Nel suo intervento, Paron punta il dito contro quelle che definisce forme di “micro-violenza quotidiana”, fatte di “silenzio”, “informazioni omesse” e “piccoli dinieghi quotidiani”. Tra gli esempi riportati, cita l’impossibilità di accompagnare il figlio agli allenamenti “adducendo scuse pretestuose”, situazione che secondo l’ex sindaca rappresenterebbe “uno stalking psicologico sotto traccia”.

Uno dei passaggi più duri riguarda il rapporto tra giustizia penale e civile. “C’è un cortocircuito logico e giuridico inaccettabile in questo Paese: una giustizia che prima riconosce lo status di persecutore a un uomo, e poi, in sede civile e minorile, rischia di premiarlo come padre”, afferma.

Paron richiama inoltre l’attenzione sulle conseguenze che questi conflitti possono avere sui figli, sostenendo che “diventano vittime due volte” e denunciando una pressione psicologica che li porterebbe a dover mostrare “una felicità da copertina”.

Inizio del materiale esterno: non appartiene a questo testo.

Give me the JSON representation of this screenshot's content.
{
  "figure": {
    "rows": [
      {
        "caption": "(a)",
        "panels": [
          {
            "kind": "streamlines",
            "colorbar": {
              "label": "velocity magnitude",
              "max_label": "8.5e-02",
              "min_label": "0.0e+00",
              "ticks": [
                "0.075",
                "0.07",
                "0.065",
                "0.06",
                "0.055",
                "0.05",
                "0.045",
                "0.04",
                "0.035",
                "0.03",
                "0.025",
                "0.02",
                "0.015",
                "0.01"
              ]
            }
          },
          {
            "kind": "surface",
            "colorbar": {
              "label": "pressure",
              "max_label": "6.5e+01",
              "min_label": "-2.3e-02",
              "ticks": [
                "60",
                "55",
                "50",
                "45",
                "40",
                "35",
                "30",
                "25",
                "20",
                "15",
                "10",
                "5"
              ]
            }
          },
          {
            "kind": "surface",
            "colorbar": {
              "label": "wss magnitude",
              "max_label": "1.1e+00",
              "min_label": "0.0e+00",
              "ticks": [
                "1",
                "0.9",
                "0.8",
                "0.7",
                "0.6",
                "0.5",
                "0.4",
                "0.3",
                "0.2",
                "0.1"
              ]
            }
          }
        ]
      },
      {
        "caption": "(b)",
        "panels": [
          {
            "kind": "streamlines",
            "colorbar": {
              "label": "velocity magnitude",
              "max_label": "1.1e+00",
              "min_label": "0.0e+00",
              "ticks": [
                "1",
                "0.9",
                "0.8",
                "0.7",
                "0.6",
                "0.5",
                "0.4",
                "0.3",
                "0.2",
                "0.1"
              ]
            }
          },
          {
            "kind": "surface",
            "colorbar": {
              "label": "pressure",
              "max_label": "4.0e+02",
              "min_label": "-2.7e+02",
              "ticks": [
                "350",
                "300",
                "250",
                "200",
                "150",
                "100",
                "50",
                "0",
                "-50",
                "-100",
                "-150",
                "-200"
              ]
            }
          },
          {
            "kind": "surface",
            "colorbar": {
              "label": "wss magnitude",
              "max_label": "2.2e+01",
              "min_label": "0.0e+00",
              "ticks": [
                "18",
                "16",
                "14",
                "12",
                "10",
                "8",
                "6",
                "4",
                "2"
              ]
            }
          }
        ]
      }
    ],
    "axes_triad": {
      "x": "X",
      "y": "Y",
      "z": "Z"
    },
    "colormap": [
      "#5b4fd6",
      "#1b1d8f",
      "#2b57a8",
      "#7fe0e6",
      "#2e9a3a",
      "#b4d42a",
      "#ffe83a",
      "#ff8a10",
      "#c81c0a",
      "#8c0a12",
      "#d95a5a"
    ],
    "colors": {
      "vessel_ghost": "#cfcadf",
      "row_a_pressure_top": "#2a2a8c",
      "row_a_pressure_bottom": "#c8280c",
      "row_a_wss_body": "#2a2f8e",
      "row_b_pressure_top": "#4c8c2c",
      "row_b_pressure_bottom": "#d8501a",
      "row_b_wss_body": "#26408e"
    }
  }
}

L’ex presidente della Provincia conclude con un appello rivolto alle istituzioni, ai magistrati e agli operatori sociali: “La violenza invisibile si annida nei dettagli, nella burocrazia degli affetti, nel diritto usato come clava”. E ancora: “Chiedo alle istituzioni di non guardare solo al sangue o alle urla, ma di imparare a leggere il silenzio ostile e la sottomissione psicologica”.

Il messaggio si chiude con una definizione personale che assume il tono di una dichiarazione d’intenti: “Una madre, una cittadina, una donna libera che non smetterà di difendere la dignità propria e di suo figlio”.